Elke Krystufek
Centre Genevois de Gravure Contemporaine
Elke Krystufek’s art gives a contemporary twist to that nineteenth-century notion of the artist as narcissist. Over the past several years she has produced a seemingly endless stream of close-up self-portraits, made by photographing her face, naked body, or torso—always reflected in a mirror—and then copying the images onto canvas in an aggressively expressionist style. Clearly indebted to women’s body art from the ’70s as well as the exhibitionism of the Viennese Actionists, Krystufek also shares affinities with the more confessional art of a contemporary like Tracey Emin, who likewise lays bare her angst about her own sexuality with an unflinching eye and brutal self-scrutiny.
In her latest work, Krystufek appears to be looking into the roots of a critical period of psychosexual development, the passage from childhood to adolescence. For this exhibition, “In the Arms of Luck,” she presents more than forty new works—all from 1999—including photographs, videos, and paintings, but also a group of store mannequins (infants, children, and adolescents) dressed in various combinations of wigs and flea-market finds along with T-shirts designed by the artist. On the shirts, Krystufek has printed photographs of herself, often in poses suggestive of amateur pornography and sporting the same wig as the mannequin. The shirts also carry phrases like “stop pressurin’ me” or “make me wanna scream,” taken from songs by pop idol Michael Jackson and evoking cliché visions of adolescent alienation. The mannequins and the video monitors have been placed in front of or next to paintings and photographs, some of which bear the same images as the shirts, but this time montaged onto reproductions of kitschy, painted sea- and landscapes or photographs by other artists, such as Rineke Dijkstra or Zoe Leonard.

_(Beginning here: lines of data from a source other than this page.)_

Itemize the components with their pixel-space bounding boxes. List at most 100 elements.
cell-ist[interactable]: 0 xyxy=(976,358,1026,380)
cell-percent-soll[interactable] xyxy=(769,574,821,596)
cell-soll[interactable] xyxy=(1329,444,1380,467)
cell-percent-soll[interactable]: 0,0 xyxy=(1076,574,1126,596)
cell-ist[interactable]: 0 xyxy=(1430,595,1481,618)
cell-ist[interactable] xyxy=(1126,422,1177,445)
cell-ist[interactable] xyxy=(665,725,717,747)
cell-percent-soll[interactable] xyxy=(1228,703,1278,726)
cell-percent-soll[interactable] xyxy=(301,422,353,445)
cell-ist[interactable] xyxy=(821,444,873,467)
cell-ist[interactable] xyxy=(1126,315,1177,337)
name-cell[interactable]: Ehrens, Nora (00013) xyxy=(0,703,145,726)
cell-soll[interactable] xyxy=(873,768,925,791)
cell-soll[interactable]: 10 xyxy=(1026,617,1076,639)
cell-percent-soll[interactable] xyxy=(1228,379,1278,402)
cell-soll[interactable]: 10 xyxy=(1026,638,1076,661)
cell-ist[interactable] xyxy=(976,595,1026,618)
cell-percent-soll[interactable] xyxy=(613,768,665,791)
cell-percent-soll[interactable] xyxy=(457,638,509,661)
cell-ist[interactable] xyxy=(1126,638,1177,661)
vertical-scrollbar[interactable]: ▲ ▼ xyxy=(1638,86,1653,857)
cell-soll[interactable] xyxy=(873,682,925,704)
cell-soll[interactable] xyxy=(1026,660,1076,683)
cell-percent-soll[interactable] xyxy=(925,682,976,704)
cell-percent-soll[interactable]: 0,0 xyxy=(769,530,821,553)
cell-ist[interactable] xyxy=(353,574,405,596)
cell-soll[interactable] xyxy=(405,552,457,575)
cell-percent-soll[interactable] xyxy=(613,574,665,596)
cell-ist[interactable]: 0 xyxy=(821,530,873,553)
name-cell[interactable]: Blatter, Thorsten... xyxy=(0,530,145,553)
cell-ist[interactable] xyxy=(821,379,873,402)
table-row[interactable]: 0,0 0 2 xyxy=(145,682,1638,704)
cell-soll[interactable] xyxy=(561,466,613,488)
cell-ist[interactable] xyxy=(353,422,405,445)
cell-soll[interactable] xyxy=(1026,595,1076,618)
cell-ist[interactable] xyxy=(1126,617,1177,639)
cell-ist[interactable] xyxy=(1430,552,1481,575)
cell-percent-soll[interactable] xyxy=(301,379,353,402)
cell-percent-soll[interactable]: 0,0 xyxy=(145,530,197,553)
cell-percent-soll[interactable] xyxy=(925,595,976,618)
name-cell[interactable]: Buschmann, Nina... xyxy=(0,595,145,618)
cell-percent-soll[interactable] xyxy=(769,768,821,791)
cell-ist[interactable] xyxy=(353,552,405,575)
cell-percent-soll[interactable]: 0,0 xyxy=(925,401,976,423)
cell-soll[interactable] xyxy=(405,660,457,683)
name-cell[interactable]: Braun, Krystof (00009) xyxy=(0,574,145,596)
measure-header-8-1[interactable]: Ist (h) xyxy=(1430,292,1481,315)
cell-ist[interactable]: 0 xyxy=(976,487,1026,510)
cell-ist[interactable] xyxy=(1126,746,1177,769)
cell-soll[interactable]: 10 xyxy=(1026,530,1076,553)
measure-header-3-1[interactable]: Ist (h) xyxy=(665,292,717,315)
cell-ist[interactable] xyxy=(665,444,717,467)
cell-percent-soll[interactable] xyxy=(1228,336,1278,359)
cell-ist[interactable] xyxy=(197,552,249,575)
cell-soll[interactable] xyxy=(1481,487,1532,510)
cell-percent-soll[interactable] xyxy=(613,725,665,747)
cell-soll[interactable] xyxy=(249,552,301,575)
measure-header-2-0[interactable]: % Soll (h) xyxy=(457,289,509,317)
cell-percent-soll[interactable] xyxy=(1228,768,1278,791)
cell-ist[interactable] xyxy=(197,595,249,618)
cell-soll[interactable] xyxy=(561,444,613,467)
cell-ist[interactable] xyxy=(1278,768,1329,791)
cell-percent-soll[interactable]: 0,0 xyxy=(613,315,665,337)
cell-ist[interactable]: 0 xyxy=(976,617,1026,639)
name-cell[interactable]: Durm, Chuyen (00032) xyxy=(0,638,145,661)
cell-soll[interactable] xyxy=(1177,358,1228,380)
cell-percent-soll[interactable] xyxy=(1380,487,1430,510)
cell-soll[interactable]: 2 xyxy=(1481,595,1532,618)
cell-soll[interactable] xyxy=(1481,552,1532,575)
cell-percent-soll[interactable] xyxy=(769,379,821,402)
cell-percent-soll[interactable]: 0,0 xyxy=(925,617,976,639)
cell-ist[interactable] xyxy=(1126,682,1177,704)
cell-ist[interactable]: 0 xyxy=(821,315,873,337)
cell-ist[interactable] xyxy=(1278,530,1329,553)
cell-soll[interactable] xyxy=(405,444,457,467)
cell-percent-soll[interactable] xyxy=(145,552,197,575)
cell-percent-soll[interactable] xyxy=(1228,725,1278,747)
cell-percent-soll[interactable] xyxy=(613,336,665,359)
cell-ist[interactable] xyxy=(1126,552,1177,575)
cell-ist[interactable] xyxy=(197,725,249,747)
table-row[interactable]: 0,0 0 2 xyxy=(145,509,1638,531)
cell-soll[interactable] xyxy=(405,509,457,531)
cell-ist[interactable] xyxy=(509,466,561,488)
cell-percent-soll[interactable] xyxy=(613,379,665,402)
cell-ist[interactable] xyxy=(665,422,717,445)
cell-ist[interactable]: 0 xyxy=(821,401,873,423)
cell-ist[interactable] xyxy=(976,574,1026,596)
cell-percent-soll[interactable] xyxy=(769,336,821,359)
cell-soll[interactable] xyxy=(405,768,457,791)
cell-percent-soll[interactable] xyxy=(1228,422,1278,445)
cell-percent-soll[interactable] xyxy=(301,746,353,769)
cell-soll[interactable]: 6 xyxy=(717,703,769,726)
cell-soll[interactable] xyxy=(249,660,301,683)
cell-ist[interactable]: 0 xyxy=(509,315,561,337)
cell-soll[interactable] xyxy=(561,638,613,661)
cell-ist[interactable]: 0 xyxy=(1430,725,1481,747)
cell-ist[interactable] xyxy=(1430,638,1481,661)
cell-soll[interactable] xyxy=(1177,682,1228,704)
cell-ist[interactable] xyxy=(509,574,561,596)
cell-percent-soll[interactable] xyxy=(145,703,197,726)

The sheer visual bulimia of the exhibition and the continual cross-referencing among media suggest that Krystufek conceived the show as a multi-room installation rather than a selection of individual pieces, a point also reinforced by the videos. In one, titled It’s a Small World, the artist is shown setting up a photo shoot with a naked doll on her bed as the title song plays in the background. In another, TV footage from a documentary on a Viennese collector of pornographic memorabilia is mixed with the artist’s tape of her own visit to Disneyland. Moving through the exhibition, there is a constant shift between a feeling of sexual tension (as well as a vague undercurrent of pedophilia) and one of boredom with the utterly banal images of childhood innocence, which together create a clash that even Dr. Freud would have appreciated.
Krystufek has completely ingested American popular culture and infused it with the now legendary Viennese tendency toward jarring theatrical excess. She then spits out the results in the form of her own peculiar brand of contemporary iconography. Psychological implications aside, it is a vision imbued with some of the lessons of second-wave feminism, particularly those taught by predecessors like Valie Export, who contested the sublimation of male fears of female sexuality. Yet Krystufek doesn’t seem to buy into the movement’s politics. This ambivalence is what makes her work compelling. It raises questions about the pertinence of using one’s own private anxieties to make the rest of us confront ours.